War Cripples by Otto Dix Cosima's laptop decal
War Cripples by Otto Dix on the left, our content source for this example; and Cosima’s laptop decal on the right, as our style source.

The system takes our provided content and style images, and performs a series of operations on them to find and identify what parts of each image it thinks are important in terms of content and style. For more detail on this, see Yuan’s article. Once done, it generates a hybrid of our two source images over and over and over, self-grading the results and attempting to improve with each iteration. After 1000 iterations, we receive our final product:

The final composite image

While a little muddled, you can still pretty clearly see the mutilated forms of Dix’s soldiers, but the style in which they’ve been depicted has become reminiscent of an acid trip, complete with Day-Glo neon colors. If you look at Cosima’s laptop decal, you can see where it derived the colors and the spiraling and curved forms from, and where it chose to merge them with the content of War Cripples. Several key elements of the print have been preserved, most notably the boot in the store display (near the middle of the print), and the window frame in the upper right.

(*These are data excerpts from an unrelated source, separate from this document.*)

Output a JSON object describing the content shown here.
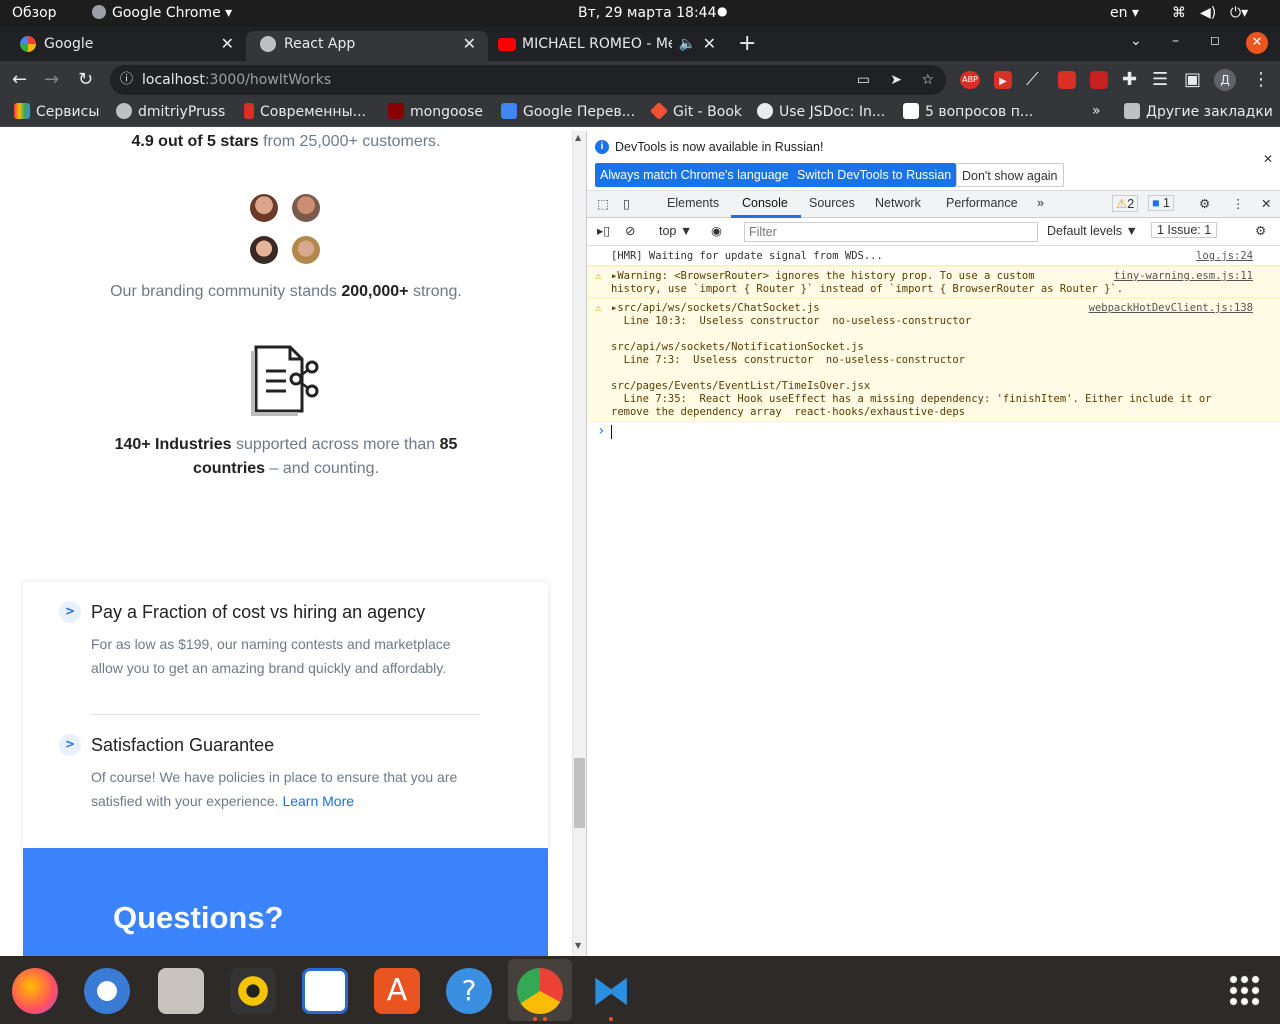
{
  "gnome": {
    "overview": "Обзор",
    "app_name": "Google Chrome ▾",
    "clock": "Вт, 29 марта  18:44",
    "lang": "en ▾"
  },
  "tabs": [
    {
      "title": "Google"
    },
    {
      "title": "React App"
    },
    {
      "title": "MICHAEL ROMEO - Me"
    }
  ],
  "omnibox": {
    "host": "localhost",
    "path": ":3000/howItWorks"
  },
  "bookmarks": [
    "Сервисы",
    "dmitriyPruss",
    "Современны...",
    "mongoose",
    "Google Перев...",
    "Git - Book",
    "Use JSDoc: In...",
    "5 вопросов п...",
    "»",
    "Другие закладки"
  ],
  "page": {
    "stars_bold": "4.9 out of 5 stars",
    "stars_rest": " from 25,000+ customers.",
    "community_pre": "Our branding community stands ",
    "community_bold": "200,000+",
    "community_post": " strong.",
    "industries_bold1": "140+ Industries",
    "industries_mid": " supported across more than ",
    "industries_bold2": "85",
    "industries_bold3": "countries",
    "industries_post": " – and counting.",
    "feature1_title": "Pay a Fraction of cost vs hiring an agency",
    "feature1_line1": "For as low as $199, our naming contests and marketplace",
    "feature1_line2": "allow you to get an amazing brand quickly and affordably.",
    "feature2_title": "Satisfaction Guarantee",
    "feature2_line1": "Of course! We have policies in place to ensure that you are",
    "feature2_line2": "satisfied with your experience. ",
    "feature2_link": "Learn More",
    "questions": "Questions?",
    "chevron": ">"
  },
  "devtools": {
    "info": "DevTools is now available in Russian!",
    "btn_match": "Always match Chrome's language",
    "btn_switch": "Switch DevTools to Russian",
    "btn_dont": "Don't show again",
    "tabs": [
      "Elements",
      "Console",
      "Sources",
      "Network",
      "Performance"
    ],
    "warn_count": "2",
    "msg_count": "1",
    "context": "top ▼",
    "filter_placeholder": "Filter",
    "levels": "Default levels ▼",
    "issues": "1 Issue:  1",
    "log1": "[HMR] Waiting for update signal from WDS...",
    "log1_src": "log.js:24",
    "warn1_a": "▸Warning: <BrowserRouter> ignores the history prop. To use a custom",
    "warn1_b": "history, use `import { Router }` instead of `import { BrowserRouter as Router }`.",
    "warn1_src": "tiny-warning.esm.js:11",
    "warn2_lines": [
      "▸src/api/ws/sockets/ChatSocket.js",
      "  Line 10:3:  Useless constructor  no-useless-constructor",
      "",
      "src/api/ws/sockets/NotificationSocket.js",
      "  Line 7:3:  Useless constructor  no-useless-constructor",
      "",
      "src/pages/Events/EventList/TimeIsOver.jsx",
      "  Line 7:35:  React Hook useEffect has a missing dependency: 'finishItem'. Either include it or",
      "remove the dependency array  react-hooks/exhaustive-deps"
    ],
    "warn2_src": "webpackHotDevClient.js:138",
    "prompt": "›"
  }
}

Example 2: Sekiro and Edvard Munch

For this piece, I used a gameplay image from the undeniably stylish Sekiro: Shadows Die Twice, the latest game from From Software, as the content image, and Edvard Munch’s The Scream as the style image.

Screenshot from Sekiro: Shadows Die Twice The Scream by Edvard Munch
A screenshot from Sekiro: Shadows Die Twice on the left, our content source for this example; and Edvard Munch’s The Scream on the right, our style source.

I was curious to see how well Munch’s distinct brushstrokes and colors transferred over to the final product. I was very happy when I showed the final piece to others without explicitly mentioning The Scream as the source, and most people were able to recognize Munch’s style anyway!

Sekiro Scream composite

Reflections

Challenges

Funnily enough, while the code was complex, I think the most difficult part by far was setting up an environment with TensorFlow, GPU support (which requires a bunch of NVIDIA tools), and all the bells and whistles required to make this project run. Even on a Linux box it took a lot of tweaking. Extremely frustrating to say the least.

Next Steps

This project still needs to have a public presence, where people can input their own images and get a mashup on demand. Currently it only lives on my Linux box, and that needs to change. I’m just not sure about how/where I can host a thing like this, given the processing power necessary…something to think about.